Creating new gun freedoms in Alabama wrong

Eight of the top 10 states that suffer the highest levels of gun violence are also, not coincidentally, the states that rank among those with the top 25 weakest gun laws.

Alabama is nestled into a comfy third position on this list.

In a report released last week by the Center for American Progress, staggering statistics created a serious case against firearm safety in Alabama, from the fact that “Alabama experienced the fourth-most gun deaths per capita of the 50 states in 2010” to the sad reality that in our state, a person is killed by a gun every 11 hours.

Against the national average, these statistics only seem more perturbing.

Alabama has a gun-murder rate 65 percent higher than the national average, and we actively export crime guns at a rate that is over double the national average because of the lax gun restrictions enacted by our state government.

Ironically, two days after this report made national headlines, the Alabama State Senate passed a bill that takes these already lax restrictions and makes them even less effective.

The bill, brought forth by sponsor Sen. Scott Beason, R-Gardendale, has been hotly contested as concerns loom about the limits that the bill would place upon law enforcement and businesses to restrict gun access.

Sen. Beason’s bill would, in effect, create new free and lifelong permits – separate from concealed carry permits – that would allow citizens to carry pistols in their assigned vehicles contingent on their passing of a state-administered background check.

Of course, this change does not seem dangerous in the least, however, it is what is hidden in this bill that could propel Alabama from its ranking as the state with the third highest level of gun violence to the top of the chart.

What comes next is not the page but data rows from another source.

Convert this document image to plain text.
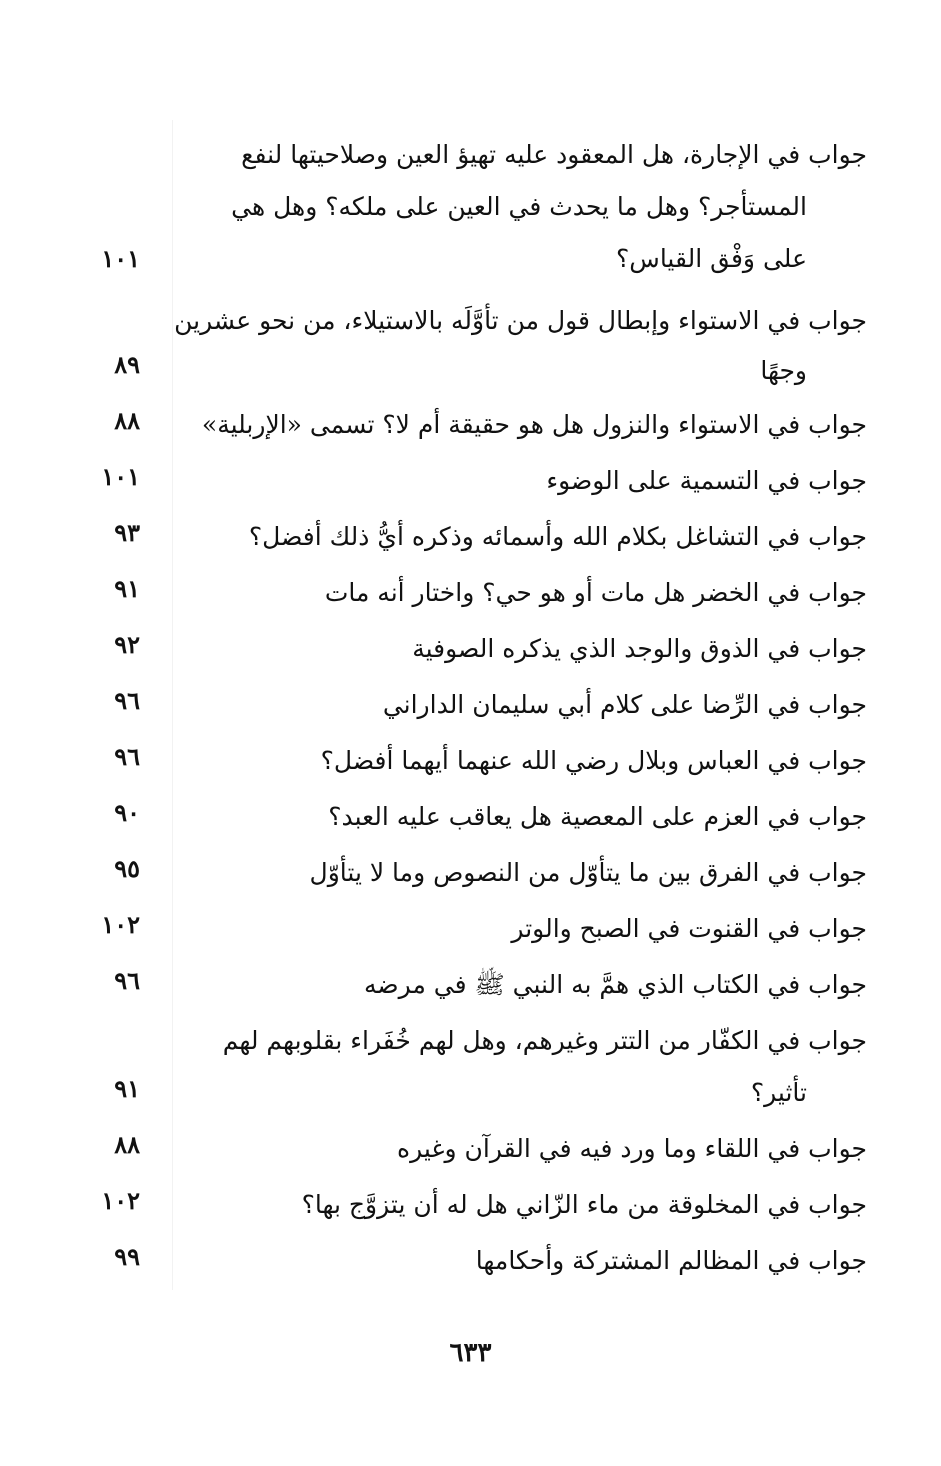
جواب في الإجارة، هل المعقود عليه تهيؤ العين وصلاحيتها لنفع
المستأجر؟ وهل ما يحدث في العين على ملكه؟ وهل هي
على وَفْق القياس؟
١٠١
جواب في الاستواء وإبطال قول من تأوَّلَه بالاستيلاء، من نحو عشرين
وجهًا
٨٩
جواب في الاستواء والنزول هل هو حقيقة أم لا؟ تسمى «الإربلية»
٨٨
جواب في التسمية على الوضوء
١٠١
جواب في التشاغل بكلام الله وأسمائه وذكره أيُّ ذلك أفضل؟
٩٣
جواب في الخضر هل مات أو هو حي؟ واختار أنه مات
٩١
جواب في الذوق والوجد الذي يذكره الصوفية
٩٢
جواب في الرِّضا على كلام أبي سليمان الداراني
٩٦
جواب في العباس وبلال رضي الله عنهما أيهما أفضل؟
٩٦
جواب في العزم على المعصية هل يعاقب عليه العبد؟
٩٠
جواب في الفرق بين ما يتأوّل من النصوص وما لا يتأوّل
٩٥
جواب في القنوت في الصبح والوتر
١٠٢
جواب في الكتاب الذي همَّ به النبي ﷺ في مرضه
٩٦
جواب في الكفّار من التتر وغيرهم، وهل لهم خُفَراء بقلوبهم لهم
تأثير؟
٩١
جواب في اللقاء وما ورد فيه في القرآن وغيره
٨٨
جواب في المخلوقة من ماء الزّاني هل له أن يتزوَّج بها؟
١٠٢
جواب في المظالم المشتركة وأحكامها
٩٩
٦٣٣
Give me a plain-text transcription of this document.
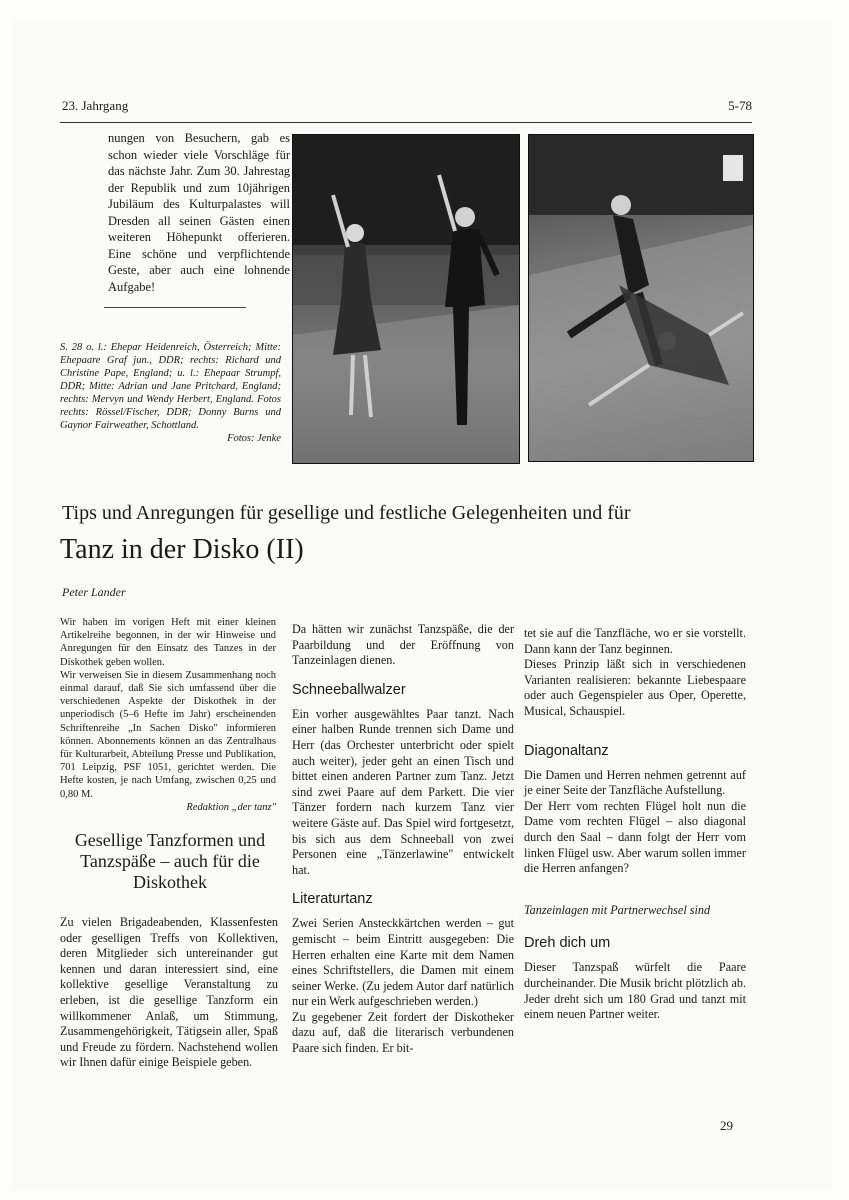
23. Jahrgang	5-78
nungen von Besuchern, gab es schon wieder viele Vorschläge für das nächste Jahr. Zum 30. Jahrestag der Republik und zum 10jährigen Jubiläum des Kulturpalastes will Dresden all seinen Gästen einen weiteren Höhepunkt offerieren. Eine schöne und verpflichtende Geste, aber auch eine lohnende Aufgabe!
S. 28 o. l.: Ehepar Heidenreich, Österreich; Mitte: Ehepaare Graf jun., DDR; rechts: Richard und Christine Pape, England; u. l.: Ehepaar Strumpf, DDR; Mitte: Adrian und Jane Pritchard, England; rechts: Mervyn und Wendy Herbert, England. Fotos rechts: Rössel/Fischer, DDR; Donny Burns und Gaynor Fairweather, Schottland.
Fotos: Jenke
Tips und Anregungen für gesellige und festliche Gelegenheiten und für
Tanz in der Disko (II)
Peter Lander

Wir haben im vorigen Heft mit einer kleinen Artikelreihe begonnen, in der wir Hinweise und Anregungen für den Einsatz des Tanzes in der Diskothek geben wollen.

Wir verweisen Sie in diesem Zusammenhang noch einmal darauf, daß Sie sich umfassend über die verschiedenen Aspekte der Diskothek in der unperiodisch (5–6 Hefte im Jahr) erscheinenden Schriftenreihe „In Sachen Disko" informieren können. Abonnements können an das Zentralhaus für Kulturarbeit, Abteilung Presse und Publikation, 701 Leipzig, PSF 1051, gerichtet werden. Die Hefte kosten, je nach Umfang, zwischen 0,25 und 0,80 M.

Redaktion „der tanz"

Gesellige Tanzformen und Tanzspäße – auch für die Diskothek

Zu vielen Brigadeabenden, Klassenfesten oder geselligen Treffs von Kollektiven, deren Mitglieder sich untereinander gut kennen und daran interessiert sind, eine kollektive gesellige Veranstaltung zu erleben, ist die gesellige Tanzform ein willkommener Anlaß, um Stimmung, Zusammengehörigkeit, Tätigsein aller, Spaß und Freude zu fördern. Nachstehend wollen wir Ihnen dafür einige Beispiele geben.

Da hätten wir zunächst Tanzspäße, die der Paarbildung und der Eröffnung von Tanzeinlagen dienen.

Schneeballwalzer

Ein vorher ausgewähltes Paar tanzt. Nach einer halben Runde trennen sich Dame und Herr (das Orchester unterbricht oder spielt auch weiter), jeder geht an einen Tisch und bittet einen anderen Partner zum Tanz. Jetzt sind zwei Paare auf dem Parkett. Die vier Tänzer fordern nach kurzem Tanz vier weitere Gäste auf. Das Spiel wird fortgesetzt, bis sich aus dem Schneeball von zwei Personen eine „Tänzerlawine" entwickelt hat.

Literaturtanz

Zwei Serien Ansteckkärtchen werden – gut gemischt – beim Eintritt ausgegeben: Die Herren erhalten eine Karte mit dem Namen eines Schriftstellers, die Damen mit einem seiner Werke. (Zu jedem Autor darf natürlich nur ein Werk aufgeschrieben werden.)

Zu gegebener Zeit fordert der Diskotheker dazu auf, daß die literarisch verbundenen Paare sich finden. Er bit-

tet sie auf die Tanzfläche, wo er sie vorstellt. Dann kann der Tanz beginnen.

Dieses Prinzip läßt sich in verschiedenen Varianten realisieren: bekannte Liebespaare oder auch Gegenspieler aus Oper, Operette, Musical, Schauspiel.

Diagonaltanz

Die Damen und Herren nehmen getrennt auf je einer Seite der Tanzfläche Aufstellung.

Der Herr vom rechten Flügel holt nun die Dame vom rechten Flügel – also diagonal durch den Saal – dann folgt der Herr vom linken Flügel usw. Aber warum sollen immer die Herren anfangen?

Tanzeinlagen mit Partnerwechsel sind

Dreh dich um

Dieser Tanzspaß würfelt die Paare durcheinander. Die Musik bricht plötzlich ab. Jeder dreht sich um 180 Grad und tanzt mit einem neuen Partner weiter.

29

As Beason put it, this bill seeks to bring Alabama gun laws into line with the state’s “spirit” as an open carry state.

Essentially, hidden within this bill are provisions that would seek to limit police rights and attempt to move Alabama from its current position as an Anomalous Open Carry State – one that allows for open carry, but retains restrictions that deter citizens from performing the act – to a more dangerous level as a Permissive Open Carry State – one that would allow for the carrying of a gun in plain sight for anyone without a criminal record without permits or license.

For instance, Beasons’s bill states that carrying a visible, holstered firearm in a public place does not coincide with the felony of disorderly conduct, a specification that restricts police ability to identify and control potentially dangerous situations.

In addition to limiting their powers against open carrying of firearms, the bill sharply curtails the powers that county sheriffs maintain to limit the concealed carry of handguns as well.

First off, the time period that sheriff’s have to decide whether or not to issue a personal concealed carry permit would be cut to only 30 days, a condition that promotes potentially faulty background checks. Even if an individual is denied, under this bill, they could appeal the ruling in District Court, undercutting the power of the police.

Finally, permits would now last for five years, rather than one, which further restricts police jurisdiction and ability to make frequent updates and checkups.

What’s worse? This is a substitute bill. That’s right, the original bill was even more extreme.

Originally, Sen. Beason was fighting for the open carry of firearms in vehicles without any form of permit.

However, regardless of all of these alarming and staggering changes, the truly horrifying part of this bill lies in the changes it institutes to Alabama’s concealed carry policy, taking us from a “may-issue” to a “shall-issue” state, meaning that sheriff’s will no longer have digression in the issuing of permits. Rather, if a person meets criteria laid out by the law, regardless of the personal opinions or better judgments of the police, they will be given a firearm permit.

Our legislators are currently gambling the safety of our public for the benefit of the NRA and are dangerously and hastily loosening our gun control laws due to President Obama’s impending firearm restrictive legislation. In the face of the recent gun-related tragedies that have rocked these United States, I cannot help but be disgusted and afraid.

After all, eight of the top 10 states that suffer the highest levels of gun violence can also be denoted as states among the top 25 weakest gun laws. If this bill is signed into law, I expect to see Alabama jump to the top of both lists.

Maxton Thoman is a freshman majoring in biology. His column runs weekly on Mondays.